Selon certaines informations, cette question pourrait également être abordée dans le rapport du Conseil fédéral.

Arguments pour

  • «L’utilité de la mention du genre n’est pas évidente, elle nous limite dans notre être et crée un potentiel de discrimination», déclare Kathrin Zehnder, chercheuse spécialisée dans les questions de genre au Prozessbüro à Berne. «Dans de nombreux domaines, elle n’est tout simplement pas nécessaire. Et là où elle a encore une signification aujourd’hui (pour l’armée ou l’AVS), il y aurait des solutions. En fin de compte, il s’agit d’une adaptation à une évolution culturelle. La Suisse met généralement un peu plus de temps, mais elle finira par proposer au moins un troisième genre».
  • Le juriste Thomas Geiser aussi plaide pour une abolition complète: «Autrefois, on enregistrait encore officiellement la couleur des yeux et des cheveux, mais cela ne se fait plus depuis longtemps. La mention du genre n’est pas nécessaire non plus.

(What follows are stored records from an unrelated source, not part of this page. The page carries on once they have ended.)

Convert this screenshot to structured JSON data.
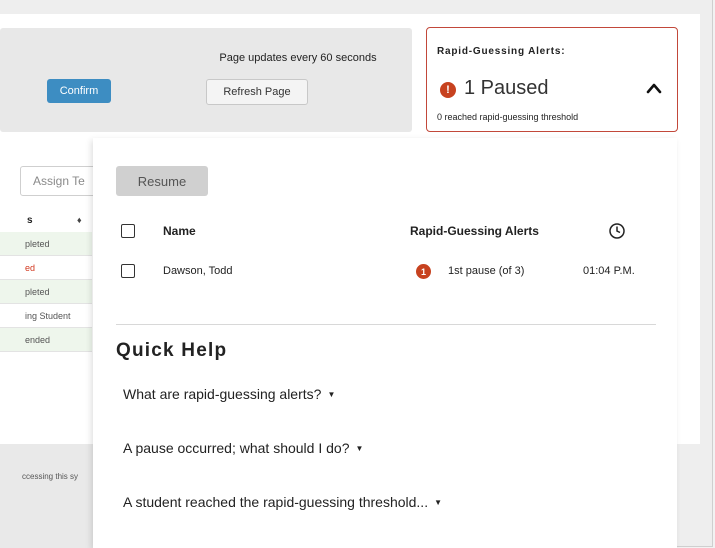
{
  "header": {
    "confirm_label": "Confirm",
    "updates_text": "Page updates every 60 seconds",
    "refresh_label": "Refresh Page"
  },
  "alerts_card": {
    "title": "Rapid-Guessing Alerts:",
    "alert_icon_text": "!",
    "paused_text": "1 Paused",
    "threshold_text": "0 reached rapid-guessing threshold",
    "toggle_icon": "chevron-up-icon"
  },
  "left_table": {
    "assign_label": "Assign Te",
    "column_header": "s",
    "sort_icon": "sort-icon",
    "rows": [
      {
        "text": "pleted",
        "color": "#555555",
        "bg": "#eef6ec"
      },
      {
        "text": "ed",
        "color": "#d2371e",
        "bg": "#ffffff"
      },
      {
        "text": "pleted",
        "color": "#555555",
        "bg": "#eef6ec"
      },
      {
        "text": "ing Student",
        "color": "#555555",
        "bg": "#ffffff"
      },
      {
        "text": "ended",
        "color": "#555555",
        "bg": "#eef6ec"
      }
    ],
    "footer_text": "ccessing this sy"
  },
  "panel": {
    "resume_label": "Resume",
    "columns": {
      "name": "Name",
      "alerts": "Rapid-Guessing Alerts",
      "time_icon": "clock-icon"
    },
    "students": [
      {
        "name": "Dawson, Todd",
        "alert_badge": "1",
        "alert_text": "1st pause (of 3)",
        "time": "01:04 P.M."
      }
    ],
    "quick_help": {
      "title": "Quick Help",
      "items": [
        "What are rapid-guessing alerts?",
        "A pause occurred; what should I do?",
        "A student reached the rapid-guessing threshold..."
      ]
    }
  },
  "colors": {
    "accent_blue": "#3d8dc2",
    "alert_red": "#c7421f",
    "card_border": "#c2483a"
  }
}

Bien sûr, cela nécessiterait quelques adaptations bureaucratiques supplémentaires, mais rien ne nous oblige à les faire toutes en même temps». L’égalité entre hommes et femmes a entraîné une charge de travail similaire, mais tous les formulaires ont été simplifiés depuis.

Arguments contre

  • Le président de l’UDF Daniel Frischknecht voit certes les avantages d’une simplification, mais reste sceptique: «Elle entraînerait d’autres problèmes, par exemple au niveau des enquêtes de police qui deviendraient plus difficiles. Je doute que sa suppression apporte vraiment une plus-value».
  • «Je ne pense pas qu’il faille supprimer complètement la mention du genre», déclare Roland Peterhans, président de l’Association des officiers de l’état civil. «Notre société fonctionne encore beaucoup selon ce principe. Cependant, on pourrait peut-être le mentionner officiellement à nettement moins d’endroits. Quand j’achète un abonnement demi-tarif, peu importe que je sois un homme, une femme ou autre».